Let $r,s$ be the rotation and the spiegelung (reflection) generating $D_5$, seen as the symmetry group of the pentagram. There is a relation joining $r,s$. But $r^5=1$, so the image of $r$ is the one in $V_4$, the only element of order dividing $5$ in $V_4$. It remains to see that $s$ can be mapped into each element of $V_4$.
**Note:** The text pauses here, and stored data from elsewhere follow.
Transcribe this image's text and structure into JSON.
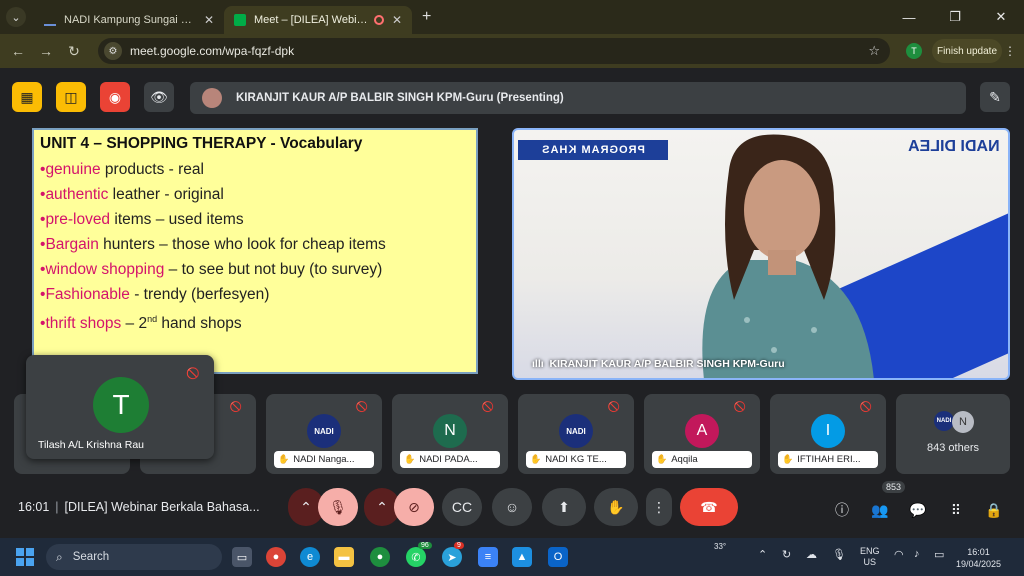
{
  "browser": {
    "tabs": [
      {
        "title": "NADI Kampung Sungai Rambai"
      },
      {
        "title": "Meet – [DILEA] Webinar Berkala Bahasa Inggeris"
      }
    ],
    "url": "meet.google.com/wpa-fqzf-dpk",
    "profile_initial": "T",
    "update_label": "Finish update"
  },
  "meet": {
    "presenting_label": "KIRANJIT KAUR A/P BALBIR SINGH KPM-Guru (Presenting)",
    "slide": {
      "title": "UNIT 4 – SHOPPING THERAPY - Vocabulary",
      "lines": [
        {
          "hl": "genuine",
          "rest": " products  - real"
        },
        {
          "hl": "authentic",
          "rest": " leather - original"
        },
        {
          "hl": "pre-loved",
          "rest": " items – used items"
        },
        {
          "hl": "Bargain",
          "rest": " hunters – those who look for cheap items"
        },
        {
          "hl": "window shopping",
          "rest": " – to see but not buy (to survey)"
        },
        {
          "hl": "Fashionable",
          "rest": " - trendy (berfesyen)"
        },
        {
          "hl": "thrift shops",
          "rest": " – 2",
          "sup": "nd",
          "tail": " hand shops"
        }
      ]
    },
    "video": {
      "banner_left": "PROGRAM KHAS",
      "banner_right": "NADI DILEA",
      "speaker_name": "KIRANJIT KAUR A/P BALBIR SINGH KPM-Guru"
    },
    "floating_tile": {
      "initial": "T",
      "name": "Tilash A/L Krishna Rau"
    },
    "participants": [
      {
        "initial": "NADI",
        "name": "NADI Nanga...",
        "color": "#1b2f7a",
        "nadi": true
      },
      {
        "initial": "N",
        "name": "NADI PADA...",
        "color": "#1e6b4e",
        "nadi": false
      },
      {
        "initial": "NADI",
        "name": "NADI KG TE...",
        "color": "#1b2f7a",
        "nadi": true
      },
      {
        "initial": "A",
        "name": "Aqqila",
        "color": "#c2185b",
        "nadi": false
      },
      {
        "initial": "I",
        "name": "IFTIHAH ERI...",
        "color": "#039be5",
        "nadi": false
      }
    ],
    "others": {
      "avatar_a": "NADI",
      "avatar_b": "N",
      "label": "843 others"
    },
    "controls": {
      "time": "16:01",
      "meeting_title": "[DILEA] Webinar Berkala Bahasa...",
      "people_count": "853"
    }
  },
  "taskbar": {
    "search_label": "Search",
    "badge_whatsapp": "96",
    "badge_telegram": "9",
    "weather": "33°",
    "lang": "ENG",
    "region": "US",
    "time": "16:01",
    "date": "19/04/2025"
  }
}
So there are four homomorphisms $D_5\to V_4$.
Computer aid, here sage:
Final later EDIT:
Above there is a computation of the commutator group for $D_5$ done by sage. Let us do this manually. First of all, let us write explicitly the relation of the two generators of $D_5$, $r$ (geometrically interpreted as) the rotation of the plane around origin with angle $2\pi/5$, and $s$ the symmetry, (spiegelung, i.e.) the reflection w.r.t. the $Ox$ axis. Imagine also the points $\zeta_k=\exp \frac{2\pi i}5$, $k=0,1,2,3,4$, in the same complex plane. Then $$ srs^{-1}=srs=r^{-1}\ , $$ and this relation can be visualized as follows. Consider the complex plane, pass via $s$ in the mirrored world, the mirrored rotation $r$ is then in the opposite direction, it is the way the mirror works. It follows $$ srs^{-1}r^{-1}=r^{-2}\ . $$ The subgroup generated by $r^{-2}$ is ths subgroup of rotations, $R=\{1,r,r^2,r^3, r^4\}$. To see that this is the commutator group, we use the non-trivial "determinant" morphism, which maps "a symmetry" in $D_5$ to $+1$, respectively $-1$, depending on the conservation of the orientation of plane. By geometric means it is well defined. Commutators are mapped to $+1$, since the image group is commutative. And exactly the rotation elements in $R$ are mapped to $+1$. No other elements can be in the commutator.